Il y avait des différences importantes entre les pays en ce qui concerne les dépenses pour les autovaccins. Les coûts de vaccination des truies (inclus dans les coûts pour les porcelets sous la mère) étaient élevés en Allemagne et aux Pays-Bas (0,59 et 0,57 euro par porcelet, respectivement) (Figure 2). Le coût pour les porcelets sous la mère aux Pays-Bas était également élevé (0,44 euros, figure 2). En revanche, en Espagne, les dépenses en autovaccins étaient faibles à tous les stades (figure 2). Il y avait même des différences substantielles dans les dépenses en autovaccins au sein des pays. Enfin, les coûts des analyses de laboratoire étaient presque négligeables dans tous les pays.
Si l'on considère le nombre d'animaux produits par an dans chaque élevage et les coûts associés par animal, les coûts économiques moyens dans les unités de post-sevrage touchées étaient de 9 900 euros en Allemagne, 11 200 euros aux Pays-Bas et 14 100 euros en Espagne (nombre moyen d'animaux produits par unité et par an de 10 620 porcelets en Allemagne, 16 423 porcelets aux Pays-Bas et 22 665 porcelets en Espagne). Les coûts étaient également importants dans les maternités touchées en Allemagne et aux Pays-Bas (8 700 et 10 200 euros respectivement par unité touchée avec une production par unité de 10 725 et 17 614 porcelets par an respectivement), et beaucoup plus faibles en Espagne (2 700 euros avec 25 780 porcelets produits par unité par an). Dans les élevages d'engraissement touchés, les coûts annuels étaient nettement inférieurs (entre 1 200 et 400 euros, avec une production allant de 7 774 à 9 199 par unité et par an).
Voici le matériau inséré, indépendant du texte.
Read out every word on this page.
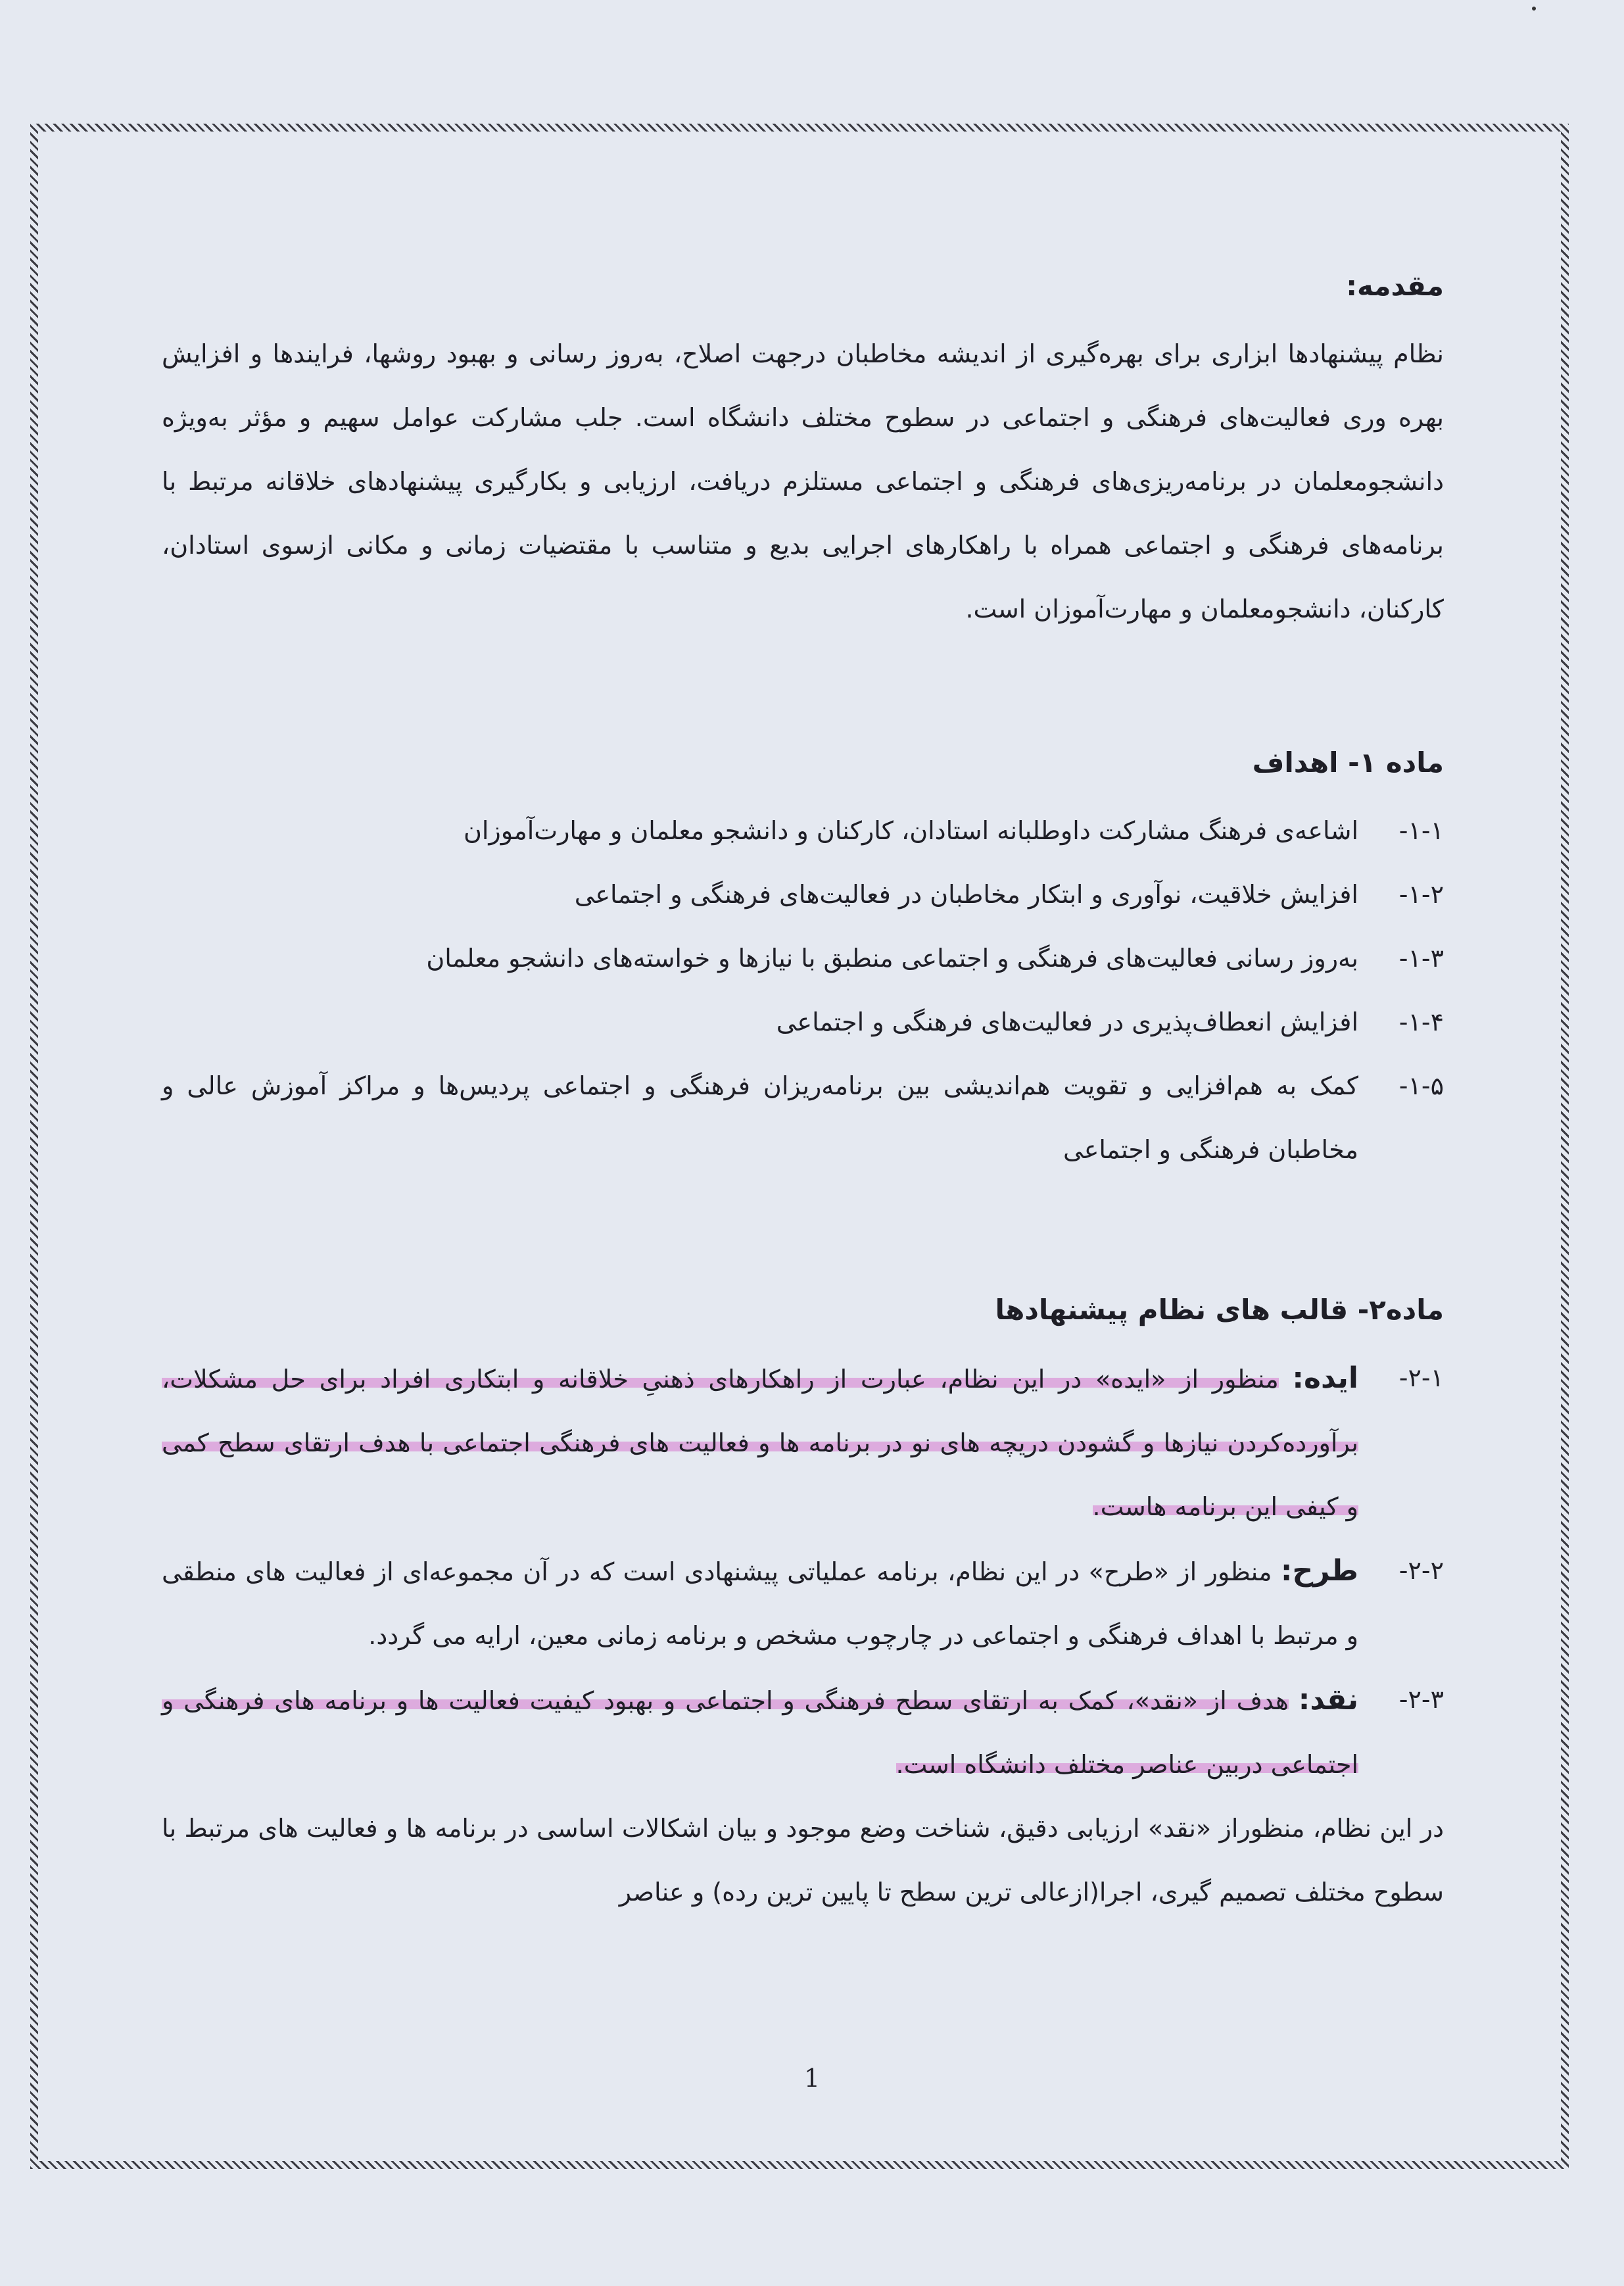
مقدمه:

نظام پیشنهادها ابزاری برای بهره‌گیری از اندیشه مخاطبان درجهت اصلاح، به‌روز رسانی و بهبود روشها، فرایندها و افزایش بهره وری فعالیت‌های فرهنگی و اجتماعی در سطوح مختلف دانشگاه است. جلب مشارکت عوامل سهیم و مؤثر به‌ویژه دانشجومعلمان در برنامه‌ریزی‌های فرهنگی و اجتماعی مستلزم دریافت، ارزیابی و بکارگیری پیشنهادهای خلاقانه مرتبط با برنامه‌های فرهنگی و اجتماعی همراه با راهکارهای اجرایی بدیع و متناسب با مقتضیات زمانی و مکانی ازسوی استادان، کارکنان، دانشجومعلمان و مهارت‌آموزان است.

ماده ۱- اهداف

۱-۱-
اشاعه‌ی فرهنگ مشارکت داوطلبانه استادان، کارکنان و دانشجو معلمان و مهارت‌آموزان
۱-۲-
افزایش خلاقیت، نوآوری و ابتکار مخاطبان در فعالیت‌های فرهنگی و اجتماعی
۱-۳-
به‌روز رسانی فعالیت‌های فرهنگی و اجتماعی منطبق با نیازها و خواسته‌های دانشجو معلمان
۱-۴-
افزایش انعطاف‌پذیری در فعالیت‌های فرهنگی و اجتماعی
۱-۵-
کمک به هم‌افزایی و تقویت هم‌اندیشی بین برنامه‌ریزان فرهنگی و اجتماعی پردیس‌ها و مراکز آموزش عالی و مخاطبان فرهنگی و اجتماعی

ماده۲- قالب های نظام پیشنهادها

۲-۱-
ایده: منظور از «ایده» در این نظام، عبارت از راهکارهای ذهنیِ خلاقانه و ابتکاری افراد برای حل مشکلات، برآورده‌کردن نیازها و گشودن دریچه های نو در برنامه ها و فعالیت های فرهنگی اجتماعی با هدف ارتقای سطح کمی و کیفی این برنامه هاست.
۲-۲-
طرح: منظور از «طرح» در این نظام، برنامه عملیاتی پیشنهادی است که در آن مجموعه‌ای از فعالیت های منطقی و مرتبط با اهداف فرهنگی و اجتماعی در چارچوب مشخص و برنامه زمانی معین، ارایه می گردد.
۲-۳-
نقد: هدف از «نقد»، کمک به ارتقای سطح فرهنگی و اجتماعی و بهبود کیفیت فعالیت ها و برنامه های فرهنگی و اجتماعی دربین عناصر مختلف دانشگاه است.

در این نظام، منظوراز «نقد» ارزیابی دقیق، شناخت وضع موجود و بیان اشکالات اساسی در برنامه ها و فعالیت های مرتبط با سطوح مختلف تصمیم گیری، اجرا(ازعالی ترین سطح تا پایین ترین رده) و عناصر

1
Le coût moyen dû à S. suis par porc produit dans le pays (c'est-à-dire en tenant compte des coûts aux différents stades et de la fréquence de la maladie) était de 1,30 EUR en Allemagne, 0,96 EUR aux Pays-Bas et 0,60 EUR en Espagne. Ces différences de coûts entre les pays s'expliquent en grande partie par les mesures de lutte contre S. suis appliquées dans chaque pays. Il convient de mentionner qu'au moment de la collecte des données, la législation sur l'utilisation des antimicrobiens dans les pays étudiés était différente. Alors qu'en Allemagne, la métaphylaxie précoce n'était justifiée que dans des cas exceptionnels et que le traitement antimicrobien métaphylactique tardif était autorisé, aux Pays-Bas, le traitement métaphylactique précoce était interdit et le traitement métaphylactique tardif était autorisé. En revanche, en Espagne, le traitement métaphylactique précoce et tardif n'était pas interdit par la loi. Les données de l'étude montrent que l'utilisation d'antimicrobiens, principalement des bêta-lactamines, reste cruciale pour le contrôle de la maladie en Espagne et en Allemagne, alors qu'en Allemagne et aux Pays-Bas, une grande partie du coût de S. suis est due aux dépenses en autovaccins.